Nei primi due gradi di giudizio, sia il Tribunale che la Corte d’appello hanno ritenuto responsabili dell’incidente e quindi tenuti al risarcimento del danno, non solo il datore di lavoro, ma anche il collega presente sul luogo dell’incidente perché ritenuto di fatto un caposquadra, in quanto operaio qualificato con esperienza maturata da oltre 30 anni nel settore. Infatti non vi è alcun dubbio che a quest’ultimo fosse affidata la guida, la sorveglianza e la formazione dell’apprendista.
Il caposquadra ha così proposto ricorso d’innanzi alla Corte di Cassazione.
La Suprema Corte ha condiviso l’impostazione dei giudici di merito, sostenendo che si è comunque in presenza di un caposquadra di fatto anche se la legge non prevede la figura del preposto di fatto, cioè la figura di un operaio che in un gruppo, anche se ristretto a due sole persone, come nel caso in esame, agisca come caposquadra e ne esplichi in concreto le mansioni. Nel caso in cui sul piano pratico ciò avvenga, non è esclusa la responsabilità di questo soggetto, se si verifica comunque un evento colposo, anche in seguito agli ordini che egli ha impartito.
Infatti la qualifica e le responsabilità del preposto non competono solo ai soggetti forniti di titoli professionali o di formali investiture, ma a chiunque si trovi in una posizione di supremazia sia pure embrionale, tale cioè da porlo in condizione di dirigere l’attività lavorativa di altri operai soggetti ai suoi ordini. In sostanza, preposto può essere chi, in una formazione per quanto piccola di lavoratori, anche se composta soltanto da due uomini, esplica le mansioni di caposquadra, fuori dell’immediata direzione di altra persona a lui soprastante (Cass. 2642/1986).
La definizione di caposquadra non è nuova in sede di Cassazione. In precedenza la stessa Corte (sent. n. 4481/1977) aveva definito caposquadra il preposto che è tenuto a seguire minuto per minuto l’attività lavorativa allorché questa sia pericolosa.

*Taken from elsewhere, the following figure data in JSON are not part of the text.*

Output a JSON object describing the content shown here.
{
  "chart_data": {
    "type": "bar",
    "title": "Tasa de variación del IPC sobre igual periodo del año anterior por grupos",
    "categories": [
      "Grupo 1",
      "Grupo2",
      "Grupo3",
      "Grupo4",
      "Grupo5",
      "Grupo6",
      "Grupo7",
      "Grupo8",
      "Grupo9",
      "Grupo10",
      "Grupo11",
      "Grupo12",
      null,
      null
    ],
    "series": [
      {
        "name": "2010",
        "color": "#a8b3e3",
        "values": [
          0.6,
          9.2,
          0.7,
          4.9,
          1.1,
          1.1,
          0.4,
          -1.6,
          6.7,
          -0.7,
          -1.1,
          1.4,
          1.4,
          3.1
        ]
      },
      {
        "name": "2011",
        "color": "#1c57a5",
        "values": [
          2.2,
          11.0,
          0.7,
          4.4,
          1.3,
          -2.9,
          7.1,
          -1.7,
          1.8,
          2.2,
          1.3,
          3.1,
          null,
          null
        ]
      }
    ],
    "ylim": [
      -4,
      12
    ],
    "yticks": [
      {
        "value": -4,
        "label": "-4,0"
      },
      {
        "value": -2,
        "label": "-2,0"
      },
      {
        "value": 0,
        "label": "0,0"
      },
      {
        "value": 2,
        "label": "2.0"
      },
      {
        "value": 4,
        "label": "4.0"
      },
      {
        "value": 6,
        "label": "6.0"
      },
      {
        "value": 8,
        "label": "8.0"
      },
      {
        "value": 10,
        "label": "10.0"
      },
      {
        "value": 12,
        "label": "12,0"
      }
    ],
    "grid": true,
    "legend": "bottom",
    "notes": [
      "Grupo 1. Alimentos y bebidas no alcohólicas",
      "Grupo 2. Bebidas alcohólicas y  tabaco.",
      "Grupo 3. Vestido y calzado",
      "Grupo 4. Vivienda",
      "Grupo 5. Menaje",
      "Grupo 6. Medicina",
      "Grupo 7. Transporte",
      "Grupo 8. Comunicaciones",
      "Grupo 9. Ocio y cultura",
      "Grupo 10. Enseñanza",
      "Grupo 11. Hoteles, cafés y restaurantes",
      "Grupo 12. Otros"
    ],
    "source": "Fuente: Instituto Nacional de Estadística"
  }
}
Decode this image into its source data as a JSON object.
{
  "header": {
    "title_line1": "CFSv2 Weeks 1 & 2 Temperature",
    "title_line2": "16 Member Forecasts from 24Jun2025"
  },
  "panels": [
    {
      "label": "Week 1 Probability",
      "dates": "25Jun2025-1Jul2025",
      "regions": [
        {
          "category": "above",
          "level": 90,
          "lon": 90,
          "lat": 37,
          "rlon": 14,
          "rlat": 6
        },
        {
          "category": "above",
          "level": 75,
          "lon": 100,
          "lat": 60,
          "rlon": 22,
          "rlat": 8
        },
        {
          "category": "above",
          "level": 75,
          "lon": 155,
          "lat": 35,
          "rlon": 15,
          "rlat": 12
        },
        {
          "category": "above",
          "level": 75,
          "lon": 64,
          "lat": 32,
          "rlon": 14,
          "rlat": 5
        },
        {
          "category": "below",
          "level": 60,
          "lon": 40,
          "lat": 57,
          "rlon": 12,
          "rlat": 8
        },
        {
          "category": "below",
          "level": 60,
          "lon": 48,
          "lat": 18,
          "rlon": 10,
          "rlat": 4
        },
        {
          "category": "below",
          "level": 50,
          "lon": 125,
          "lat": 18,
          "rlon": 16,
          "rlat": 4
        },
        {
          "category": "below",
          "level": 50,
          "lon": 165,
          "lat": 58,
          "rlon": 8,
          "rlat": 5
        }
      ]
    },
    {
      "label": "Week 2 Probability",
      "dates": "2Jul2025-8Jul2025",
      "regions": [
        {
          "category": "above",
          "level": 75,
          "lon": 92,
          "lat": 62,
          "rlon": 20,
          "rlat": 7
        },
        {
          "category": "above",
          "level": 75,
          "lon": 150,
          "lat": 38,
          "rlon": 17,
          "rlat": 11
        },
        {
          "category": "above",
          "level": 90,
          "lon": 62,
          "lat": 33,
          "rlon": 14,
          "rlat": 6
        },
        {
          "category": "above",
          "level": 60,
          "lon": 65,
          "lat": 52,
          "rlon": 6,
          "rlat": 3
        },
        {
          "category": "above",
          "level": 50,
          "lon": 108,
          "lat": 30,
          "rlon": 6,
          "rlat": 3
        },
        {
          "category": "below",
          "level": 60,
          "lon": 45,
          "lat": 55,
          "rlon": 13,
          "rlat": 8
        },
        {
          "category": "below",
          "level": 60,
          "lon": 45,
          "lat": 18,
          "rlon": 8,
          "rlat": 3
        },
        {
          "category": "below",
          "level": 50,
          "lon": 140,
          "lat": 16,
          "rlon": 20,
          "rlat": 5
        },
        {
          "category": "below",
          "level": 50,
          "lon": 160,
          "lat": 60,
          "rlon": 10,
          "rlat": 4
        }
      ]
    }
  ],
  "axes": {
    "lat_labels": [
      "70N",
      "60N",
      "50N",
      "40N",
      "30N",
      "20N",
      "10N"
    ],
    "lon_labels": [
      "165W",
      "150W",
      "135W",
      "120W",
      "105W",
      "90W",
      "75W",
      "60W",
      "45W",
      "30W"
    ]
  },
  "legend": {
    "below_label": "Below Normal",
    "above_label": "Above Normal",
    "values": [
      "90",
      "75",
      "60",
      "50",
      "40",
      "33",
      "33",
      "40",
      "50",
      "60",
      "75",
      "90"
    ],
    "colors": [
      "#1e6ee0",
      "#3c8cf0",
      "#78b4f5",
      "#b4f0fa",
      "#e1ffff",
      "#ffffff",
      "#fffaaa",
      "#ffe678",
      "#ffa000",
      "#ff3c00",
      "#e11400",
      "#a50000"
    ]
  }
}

In questo caso è tenuto a controllare l’esecuzione del lavoro compiuto da altri e ad avvertire costoro o terzi dell’insorgenza di un improvviso pericolo.
Invece, in tema di prevenzione degli infortuni sul lavoro, il rapporto di causalità tra la condotta dei responsabili della normativa antinfortunistica e l’evento lesivo non può essere desunto soltanto dall’omessa previsione del rischio nel DUVRI, dovendolo tale rapporto essere accertato in concreto, rapportando gli effetti dell’omissione all’evento che si è concretizzato.
Infine, la sentenza ricorda che in tema di infortuni sul lavoro e di rischio elettivo, premesso che la ratio di ogni normativa antinfortunistica è quella di prevenire le condizioni di rischio insite negli ambienti di lavoro e nella possibile negligenza, imprudenza o imperizia degli stessi lavoratori, destinatari della tutela, la responsabilità esclusiva del lavoratore sussiste soltanto ove questi abbia posto in essere un contegno abnorme, inopinabile ed esorbitante rispetto al procedimento lavorativo e alle direttive ricevute, così da porsi come causa esclusiva dell’evento e creare condizioni di rischio estranee alle normali modalità del lavoro da svolgere.
In assenza di tale contegno, l’eventuale coefficiente colposo del lavoratore nel determinare l’evento è irrilevante sia sotto il profilo causale che sotto quello dell’entità del risarcimento dovuto.
Nel caso di specie però non risulta accertato alcun anomalo comportamento del giovane apprendista, tale da poter aver esclusivamente determinato l’infortunio di cui lo stesso è poi rimasto vittima.